Brazzaville s’apprête à voir son front fluvial changer de visage. Le gouvernement congolais a scellé, le 28 mai 2026, un accord de financement avec la Banque arabe pour le développement économique en Afrique (Badea), promettant de relier enfin la corniche sud au quartier de Madibou.
Un accord à 47 milliards de FCFA pour désenclaver le sud de la capitale
Le document a été paraphé par le ministre de l’Économie, Christian Yoka, et le président de la Badea, Abdullah KH Almusaibeeh, sous la supervision du Vice-Premier ministre Jean Jacques Bouya. Au cœur du dispositif figure une enveloppe de 47 milliards de FCFA.
Ce montant servira d’abord à prolonger la route de la corniche. L’axe partira du rond-point Matour, à Makélékélé, pour rejoindre Madibou, secteur encore mal relié au reste de l’agglomération. Une couture urbaine attendue par les riverains comme par les automobilistes.
L’opération ne se limite pas à une simple bande d’asphalte. Elle ambitionne de fluidifier des déplacements souvent éprouvants, dans une capitale où les heures de pointe transforment chaque trajet vers le sud en exercice de patience.
Des ouvrages d’art le long du fleuve Congo
Le tracé épousera le fleuve grâce à un viaduc courbe de vingt-deux mètres de large. Cette structure, pensée pour suivre la rive, doit offrir un point de passage continu là où le relief et l’eau compliquent toute traversée routière classique.
Le franchissement du Djoué constitue l’autre défi technique. Le projet prévoit un nouveau pont accompagné d’un giratoire de cent dix mètres, tandis que l’ancien pont Djoué, long de 92,65 mètres et large de 11,60 mètres, fera l’objet d’une réhabilitation complète.

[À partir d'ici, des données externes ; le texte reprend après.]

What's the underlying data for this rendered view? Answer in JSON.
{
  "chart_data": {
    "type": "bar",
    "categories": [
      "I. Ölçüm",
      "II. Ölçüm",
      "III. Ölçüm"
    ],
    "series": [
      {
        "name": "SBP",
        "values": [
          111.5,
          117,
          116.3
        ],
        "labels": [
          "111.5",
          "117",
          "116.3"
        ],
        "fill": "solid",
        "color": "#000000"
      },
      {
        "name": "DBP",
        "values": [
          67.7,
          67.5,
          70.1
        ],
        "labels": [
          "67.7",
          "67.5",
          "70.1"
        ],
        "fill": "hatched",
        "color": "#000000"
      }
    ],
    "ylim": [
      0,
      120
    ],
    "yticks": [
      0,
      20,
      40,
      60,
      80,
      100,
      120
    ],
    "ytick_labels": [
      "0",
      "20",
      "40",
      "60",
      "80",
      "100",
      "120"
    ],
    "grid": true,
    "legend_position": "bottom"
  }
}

Pour absorber les flux entre grands axes, un mini-échangeur prendra place à la jonction de l’avenue de l’OUA et de la route de Madibou. Des bretelles d’accès viendront compléter ce nœud, censé limiter les engorgements aux entrées et sorties du quartier.
Mobilité, sécurité et confort des piétons
Au-delà des structures lourdes, le chantier intègre des aménagements paysagers et un éclairage public sur l’ensemble du parcours. Ces détails, parfois relégués au second plan, conditionnent pourtant la sécurité nocturne et l’attractivité de la nouvelle voie.
Les marcheurs n’ont pas été oubliés. La passerelle piétonne du Djoué sera rénovée, signe que le projet cherche à conjuguer circulation automobile et déplacements doux dans un même geste d’aménagement.
L’enjeu dépasse la seule technique routière. Selon les termes de l’accord, l’objectif affiché reste d’améliorer la mobilité des citoyens et de faciliter les échanges urbains dans la capitale. Une promesse que les Brazzavillois jugeront sur le terrain.
Une cité gouvernementale au cœur du centre-ville
Le financement ne couvre pas que la route. Il englobe aussi la construction d’une cité gouvernementale, destinée à regrouper des services de l’État dans un même périmètre administratif au centre de Brazzaville.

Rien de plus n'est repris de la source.